Korea's National Pension Service (NPS), the world's third-largest pension fund by assets, is poised to begin large-scale domestic equity rebalancing as the KOSPI's sharp 2026 rally has pushed its stock portfolio well above the 2026 target band. Market estimates now project sales of KRW 20 trillion to KRW 74.4 trillion — equivalent to USD 12.9 billion to USD 47.8 billion — beginning as early as Wednesday, July 1.

The Overhang

The NPS sets an annual domestic equity target of 20.8% of total assets for 2026, with a permissible deviation of ±8 percentage points — establishing an upper band of 28.8%. With the KOSPI closing Monday at 8,476 (+81.83 points), internal estimates now put the fund's actual domestic equity ratio at roughly 30%, roughly 1.2 percentage points above that ceiling.

Two major brokerage houses have sized the potential rebalancing:

ScenarioEstimated SalesSource
KOSPI ~8,500KRW 14.7–51.2T (USD 9.4–32.9B)Shinyoung Securities
KOSPI at 9,000KRW 74.4T (USD 47.8B)Shinyoung Securities
Restore target weightingKRW 20–57T (USD 12.9–36.7B)Daishin Securities

The rebalancing is expected to begin on Wednesday, July 1 — the first trading day of the second half.

Measured Pace, But Real Pressure

NPS Chairman and CEO Kim Sung-joo has emphasised restraint. "As a public institution, we operate under the principle of minimising market disruption," he said.
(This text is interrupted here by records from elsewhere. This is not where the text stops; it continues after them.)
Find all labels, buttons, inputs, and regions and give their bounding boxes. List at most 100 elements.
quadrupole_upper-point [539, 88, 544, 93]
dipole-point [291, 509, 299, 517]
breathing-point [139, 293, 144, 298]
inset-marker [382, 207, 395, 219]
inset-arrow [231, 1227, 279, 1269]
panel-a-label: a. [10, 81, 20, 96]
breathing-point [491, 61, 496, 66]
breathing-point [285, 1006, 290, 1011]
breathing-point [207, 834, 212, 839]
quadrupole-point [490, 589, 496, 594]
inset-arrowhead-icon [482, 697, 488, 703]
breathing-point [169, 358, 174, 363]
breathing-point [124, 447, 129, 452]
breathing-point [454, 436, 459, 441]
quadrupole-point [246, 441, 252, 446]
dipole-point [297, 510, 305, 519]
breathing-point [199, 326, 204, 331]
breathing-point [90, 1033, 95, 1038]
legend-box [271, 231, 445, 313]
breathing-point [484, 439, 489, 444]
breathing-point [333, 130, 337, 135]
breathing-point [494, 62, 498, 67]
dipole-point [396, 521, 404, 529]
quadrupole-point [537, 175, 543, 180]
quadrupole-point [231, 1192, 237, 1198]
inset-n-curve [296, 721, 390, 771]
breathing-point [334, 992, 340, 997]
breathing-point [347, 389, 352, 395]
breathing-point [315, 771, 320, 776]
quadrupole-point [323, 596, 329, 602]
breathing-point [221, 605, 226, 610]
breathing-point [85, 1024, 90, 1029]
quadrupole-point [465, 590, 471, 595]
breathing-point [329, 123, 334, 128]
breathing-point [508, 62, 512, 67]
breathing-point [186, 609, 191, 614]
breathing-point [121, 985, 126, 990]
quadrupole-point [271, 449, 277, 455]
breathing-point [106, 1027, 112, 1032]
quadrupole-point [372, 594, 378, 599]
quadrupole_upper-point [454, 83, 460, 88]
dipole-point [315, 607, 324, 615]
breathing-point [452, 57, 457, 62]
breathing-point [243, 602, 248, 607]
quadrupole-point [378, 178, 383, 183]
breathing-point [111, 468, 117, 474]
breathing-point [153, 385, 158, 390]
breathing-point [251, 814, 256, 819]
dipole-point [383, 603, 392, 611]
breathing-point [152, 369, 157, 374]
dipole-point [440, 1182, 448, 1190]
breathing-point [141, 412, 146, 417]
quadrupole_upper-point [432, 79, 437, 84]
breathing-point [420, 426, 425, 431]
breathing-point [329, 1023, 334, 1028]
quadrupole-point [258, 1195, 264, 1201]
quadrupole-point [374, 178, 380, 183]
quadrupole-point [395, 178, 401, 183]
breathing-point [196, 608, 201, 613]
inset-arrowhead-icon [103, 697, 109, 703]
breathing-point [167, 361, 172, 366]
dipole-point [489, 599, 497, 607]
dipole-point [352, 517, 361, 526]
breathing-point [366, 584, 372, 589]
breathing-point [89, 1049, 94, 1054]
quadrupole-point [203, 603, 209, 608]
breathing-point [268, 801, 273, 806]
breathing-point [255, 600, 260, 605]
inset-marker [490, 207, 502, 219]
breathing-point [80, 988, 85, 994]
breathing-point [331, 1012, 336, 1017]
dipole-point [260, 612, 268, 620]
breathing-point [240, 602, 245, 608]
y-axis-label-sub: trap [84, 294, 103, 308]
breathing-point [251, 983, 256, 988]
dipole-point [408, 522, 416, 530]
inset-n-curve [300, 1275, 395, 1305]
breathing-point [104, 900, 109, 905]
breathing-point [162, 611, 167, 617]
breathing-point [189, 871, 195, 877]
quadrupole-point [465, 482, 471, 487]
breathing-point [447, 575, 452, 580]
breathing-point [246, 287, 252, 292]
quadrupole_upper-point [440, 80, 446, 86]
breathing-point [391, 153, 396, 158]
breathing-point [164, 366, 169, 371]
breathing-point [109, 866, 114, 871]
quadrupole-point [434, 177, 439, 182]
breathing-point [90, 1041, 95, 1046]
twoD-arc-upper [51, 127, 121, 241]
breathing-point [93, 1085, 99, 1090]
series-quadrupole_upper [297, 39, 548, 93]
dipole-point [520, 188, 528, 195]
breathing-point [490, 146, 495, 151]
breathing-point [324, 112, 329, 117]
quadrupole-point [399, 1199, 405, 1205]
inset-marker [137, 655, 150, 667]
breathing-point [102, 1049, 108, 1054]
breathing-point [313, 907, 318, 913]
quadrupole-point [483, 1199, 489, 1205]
Shinyoung Securities analyst Cho Yong-gu echoes the cautious tone: "The NPS is likely to scale down its annual, monthly and daily rebalancing caps to minimise market impact."

That approach aligns with past episodes where the fund stretched disposals across weeks or months. The risk is that market participants may treat each NPS-linked overhang as a de facto ceiling, particularly given that foreign investors already posted a record KRW 7.7 trillion net-sell of Samsung Electronics (005930.KS) and SK Hynix (000660.KS) in a single week in late June.

Macro Backdrop: Strong but Concentrated

S&P Global Ratings separately noted that South Korea's 100 largest companies generated nearly KRW 140 trillion (USD 90 billion) in combined operating profit in Q1 2026 — but characterised growth as "heavily concentrated in a single sector." The agency raised its 2026 GDP growth forecast to 3%, while flagging that semiconductor firms are driving nearly all of the earnings expansion while most other sectors face modest growth or external headwinds.

"We believe the AI supercycle will continue at least until 2028," said S&P's Jeremy Kim, though chief economist Louis Kuijs urged companies to "maintain financial discipline as they expand capacity, given the cyclical nature of the industry."

The NPS situation crystallises a structural irony embedded in South Korea's bull run: the stronger the market performs — driven by AI-memory demand from Samsung and SK Hynix — the greater the mandatory selling pressure from the country's largest institutional shareholder. Whether that dynamic acts as a ceiling near KOSPI 9,000 or merely a speed bump will become clearer as July trading begins.